Samberg: Do you guys all still live in Baltimore?

Herring: Yeah.

Samberg: OK, I have a Baltimore question then. Do the people in Baltimore love the show The Wire or are they all like, “That’s fake!”

Cashion: I think people are into it.

Samberg: They’re into it: “It’s like our spot, that’s us in a good way.” Or is it like people are obsessed with that show?

Herring: I know Gerrit is watching right now. Maybe Gerrit should answer it.

Gerrit Welmers: I’m currently watching it, but I haven’t really talked about it with anyone, any local people. So I don’t know. I would say that the reality of Baltimore is probably a little bit different than The Wire, although we didn’t live here at the time.

Samberg: I always just think of the time I saw that movie Cloverfield while I was living in Manhattan, and there’s a part where they’re running through the subway to get away and they go from West Fourth Street to Midtown in three minutes, and when they came out of the subway, the whole theater went, “No way, fuck that, they could never get that far!” I just had this vision of people in Baltimore watching The Wire and being like, “They could never hide dead bodies there!”

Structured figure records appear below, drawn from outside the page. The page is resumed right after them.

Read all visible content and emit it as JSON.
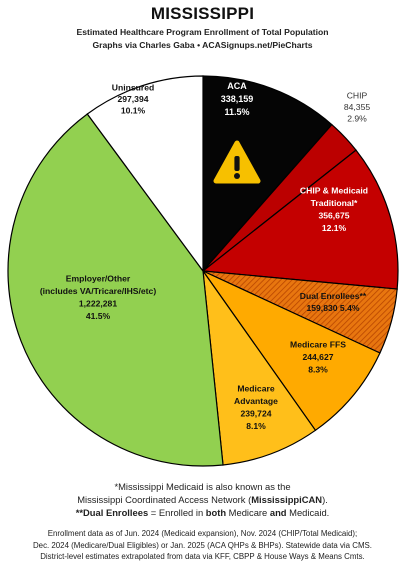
{
  "header": {
    "title": "MISSISSIPPI",
    "subtitle_line1": "Estimated Healthcare Program Enrollment of Total Population",
    "subtitle_line2": "Graphs via Charles Gaba  •  ACASignups.net/PieCharts"
  },
  "chart_data": {
    "type": "pie",
    "title": "MISSISSIPPI",
    "start": "top",
    "direction": "clockwise",
    "slices": [
      {
        "name": "ACA",
        "value": 338159,
        "value_label": "338,159",
        "pct": "11.5%",
        "color": "#050505",
        "label_color": "#ffffff",
        "icon": "warning-icon"
      },
      {
        "name": "CHIP",
        "value": 84355,
        "value_label": "84,355",
        "pct": "2.9%",
        "color": "#bb0000",
        "label_color": "#333333",
        "outside": true
      },
      {
        "name": "CHIP & Medicaid Traditional*",
        "value": 356675,
        "value_label": "356,675",
        "pct": "12.1%",
        "color": "#c40000",
        "label_color": "#ffffff"
      },
      {
        "name": "Dual Enrollees**",
        "value": 159830,
        "value_label": "159,830",
        "pct": "5.4%",
        "color": "#e26a10",
        "label_color": "#111111",
        "hatched": true
      },
      {
        "name": "Medicare FFS",
        "value": 244627,
        "value_label": "244,627",
        "pct": "8.3%",
        "color": "#ffaa00",
        "label_color": "#111111"
      },
      {
        "name": "Medicare Advantage",
        "value": 239724,
        "value_label": "239,724",
        "pct": "8.1%",
        "color": "#ffbf1a",
        "label_color": "#111111"
      },
      {
        "name": "Employer/Other (includes VA/Tricare/IHS/etc)",
        "value": 1222281,
        "value_label": "1,222,281",
        "pct": "41.5%",
        "color": "#92d050",
        "label_color": "#111111"
      },
      {
        "name": "Uninsured",
        "value": 297394,
        "value_label": "297,394",
        "pct": "10.1%",
        "color": "#ffffff",
        "label_color": "#111111"
      }
    ]
  },
  "footnotes": {
    "line1": "*Mississippi Medicaid is also known as the",
    "line2_pre": "Mississippi Coordinated Access Network (",
    "line2_bold": "MississippiCAN",
    "line2_post": ").",
    "line3_bold1": "**Dual Enrollees",
    "line3_mid": " = Enrolled in ",
    "line3_bold2": "both",
    "line3_mid2": " Medicare ",
    "line3_bold3": "and",
    "line3_post": " Medicaid."
  },
  "enrollment_note": {
    "line1": "Enrollment data as of Jun. 2024 (Medicaid expansion), Nov. 2024 (CHIP/Total Medicaid);",
    "line2": "Dec. 2024 (Medicare/Dual Eligibles) or Jan. 2025 (ACA QHPs & BHPs). Statewide data via CMS.",
    "line3": "District-level estimates extrapolated from data via KFF, CBPP & House Ways & Means Cmts."
  }
}
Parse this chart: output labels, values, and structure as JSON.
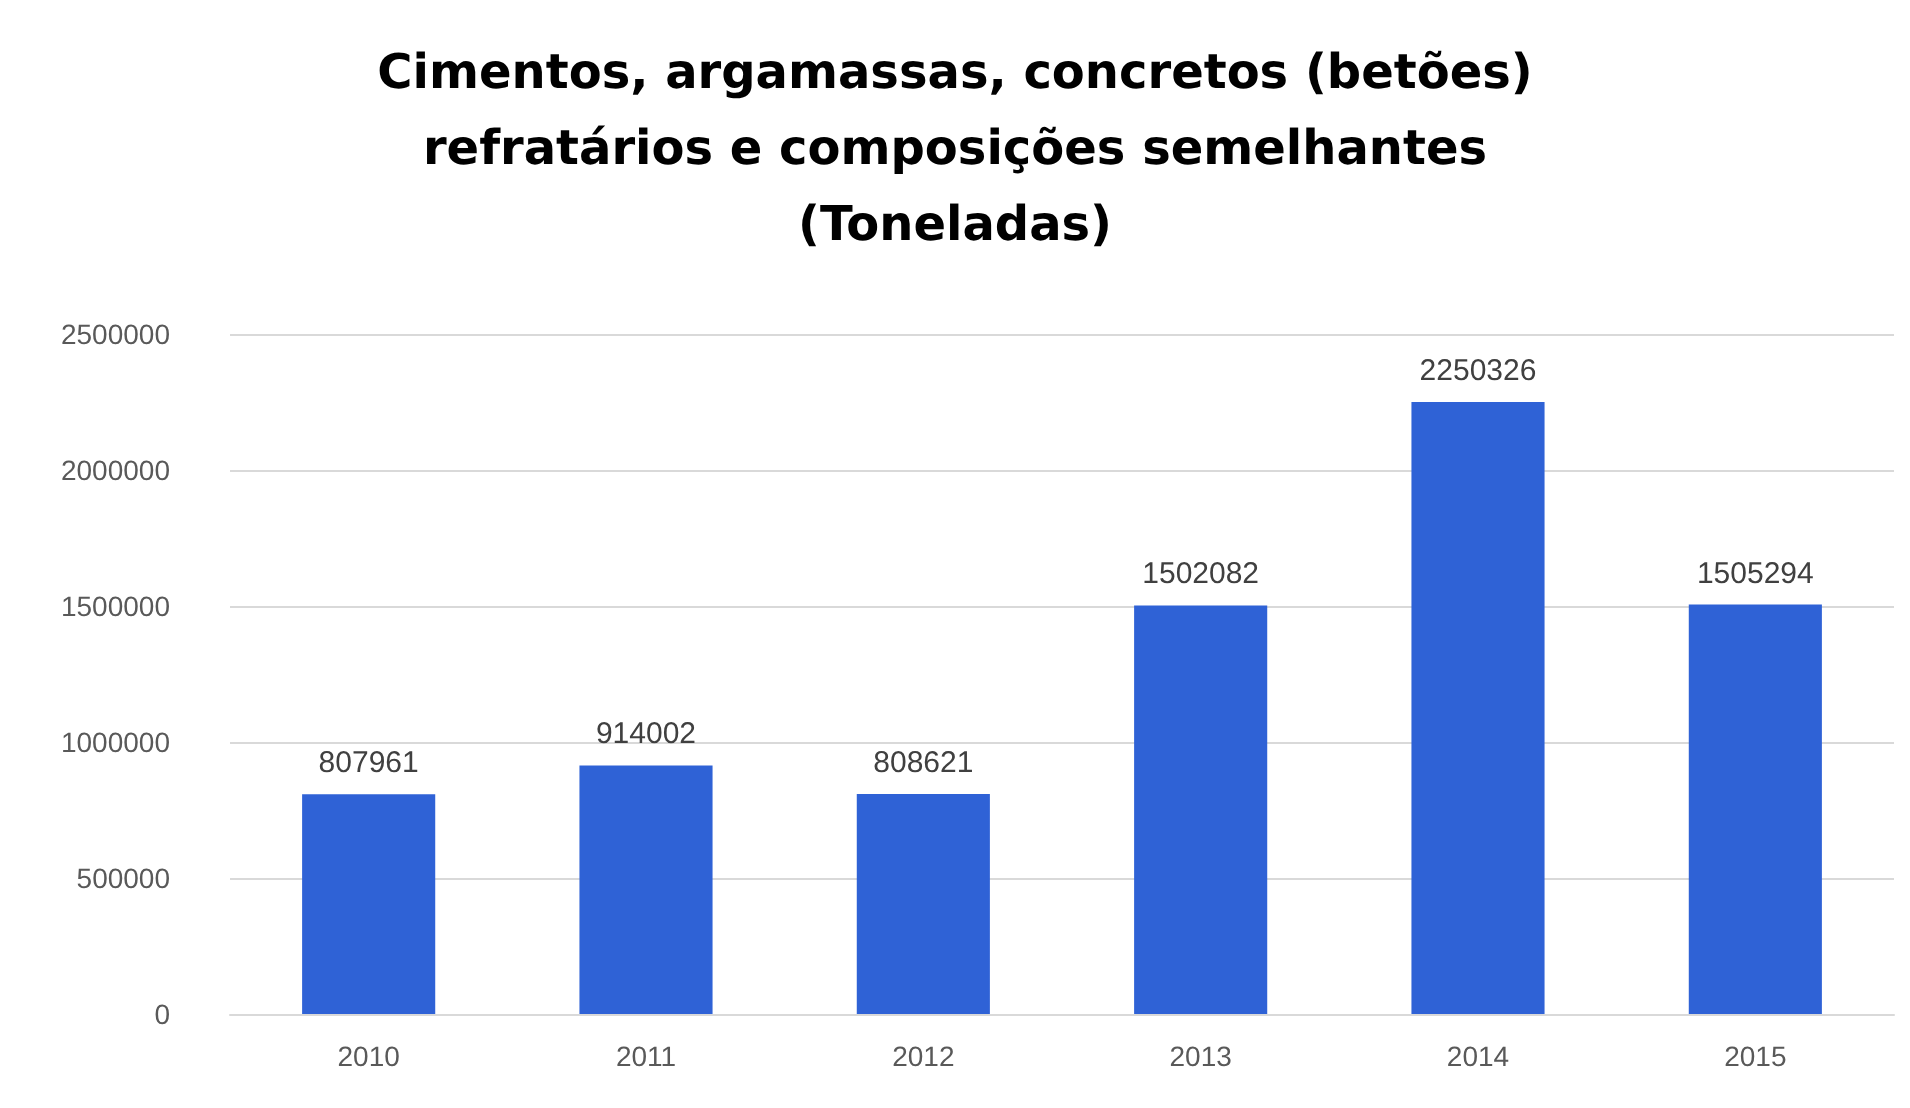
{
  "chart_data": {
    "type": "bar",
    "title": "Cimentos, argamassas, concretos (betões)\nrefratários e composições semelhantes\n(Toneladas)",
    "categories": [
      "2010",
      "2011",
      "2012",
      "2013",
      "2014",
      "2015"
    ],
    "values": [
      807961,
      914002,
      808621,
      1502082,
      2250326,
      1505294
    ],
    "color": "#2f62d6",
    "ylim": [
      0,
      2500000
    ],
    "yticks": [
      0,
      500000,
      1000000,
      1500000,
      2000000,
      2500000
    ],
    "grid": "y",
    "data_labels": true
  }
}
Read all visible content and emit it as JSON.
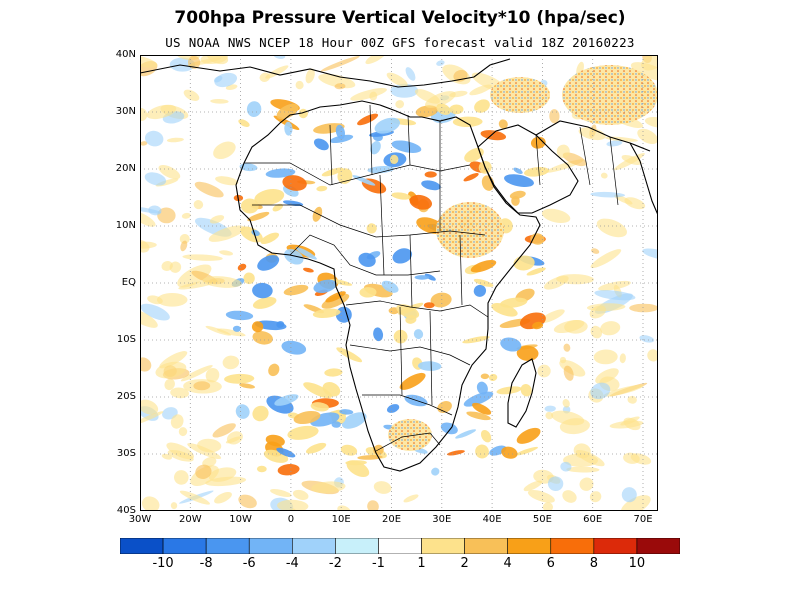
{
  "title": "700hpa Pressure Vertical Velocity*10 (hpa/sec)",
  "subtitle": "US NOAA NWS NCEP 18 Hour 00Z GFS forecast valid 18Z 20160223",
  "map": {
    "lat_labels": [
      "40N",
      "30N",
      "20N",
      "10N",
      "EQ",
      "10S",
      "20S",
      "30S",
      "40S"
    ],
    "lon_labels": [
      "30W",
      "20W",
      "10W",
      "0",
      "10E",
      "20E",
      "30E",
      "40E",
      "50E",
      "60E",
      "70E"
    ],
    "grid": "dotted"
  },
  "colorbar": {
    "colors": [
      "#0a50c8",
      "#2a78e6",
      "#4a96f0",
      "#72b4f6",
      "#a0d2fa",
      "#c8f0fa",
      "#ffffff",
      "#fde28c",
      "#f8c058",
      "#f8a018",
      "#f86e0a",
      "#dc2a0a",
      "#9a0a0a"
    ],
    "labels": [
      "-10",
      "-8",
      "-6",
      "-4",
      "-2",
      "-1",
      "1",
      "2",
      "4",
      "6",
      "8",
      "10"
    ]
  }
}
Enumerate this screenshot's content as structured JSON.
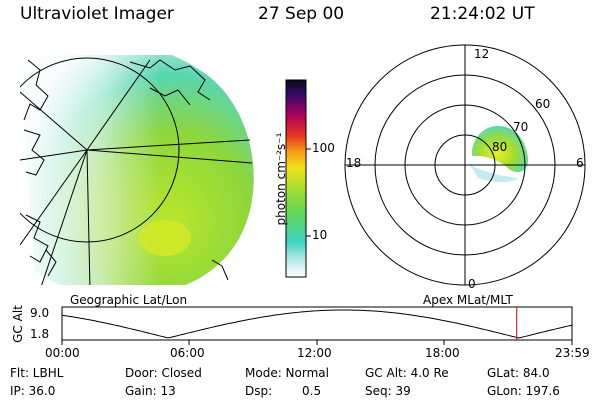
{
  "header": {
    "instrument": "Ultraviolet Imager",
    "date": "27 Sep 00",
    "time": "21:24:02 UT"
  },
  "colorbar": {
    "unit_label": "photon cm⁻²s⁻¹",
    "ticks": [
      "100",
      "10"
    ]
  },
  "left_panel": {
    "caption": "Geographic Lat/Lon"
  },
  "right_panel": {
    "caption": "Apex MLat/MLT",
    "mlt_labels": [
      "12",
      "18",
      "6",
      "0"
    ],
    "lat_labels": [
      "60",
      "70",
      "80"
    ]
  },
  "altitude_plot": {
    "ylabel": "GC Alt",
    "ymax": "9.0",
    "ymin": "1.8",
    "x_ticks": [
      "00:00",
      "06:00",
      "12:00",
      "18:00",
      "23:59"
    ],
    "marker_time_hours": 21.4
  },
  "info": {
    "flt": "Flt: LBHL",
    "ip": "IP: 36.0",
    "door": "Door: Closed",
    "gain": "Gain: 13",
    "mode": "Mode: Normal",
    "dsp_label": "Dsp:",
    "dsp_value": "0.5",
    "gc_alt": "GC Alt: 4.0 Re",
    "seq": "Seq: 39",
    "glat": "GLat:  84.0",
    "glon": "GLon: 197.6"
  },
  "colors": {
    "marker": "#cc0000",
    "emission_green": "#9cd93a",
    "emission_cyan": "#3fd3c0"
  }
}
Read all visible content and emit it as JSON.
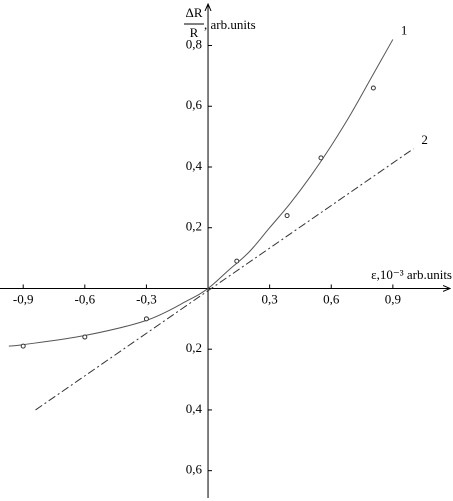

Herring: I’ve never watched The Wire, because I didn’t want to be scared by a TV show of where I’d moved to. Am I gonna watch that thing that’s gonna make me feel unsafe in the place where I live? If I move, I might watch The Wire eventually. We do get asked about The Wire constantly on tour, in the U.S. and abroad, just everywhere. It’s a huge show; people love it.

Samberg: People are pretty obsessed with it. Would you say it’s your “Dick In A Box”?

Herring: I don’t think it’s the same thing.

Samberg: The Wire is Baltimore’s “Dick In A Box.”

Herring: Our “Dick In A Box” is probably the Letterman (performance of “Seasons” in 2014).

Samberg: Are you guys sick to death of talking about that? You must be.

Herring: Nah, it’s cool.

Samberg: There you go, ’cause it’s your “Dick In A Box.”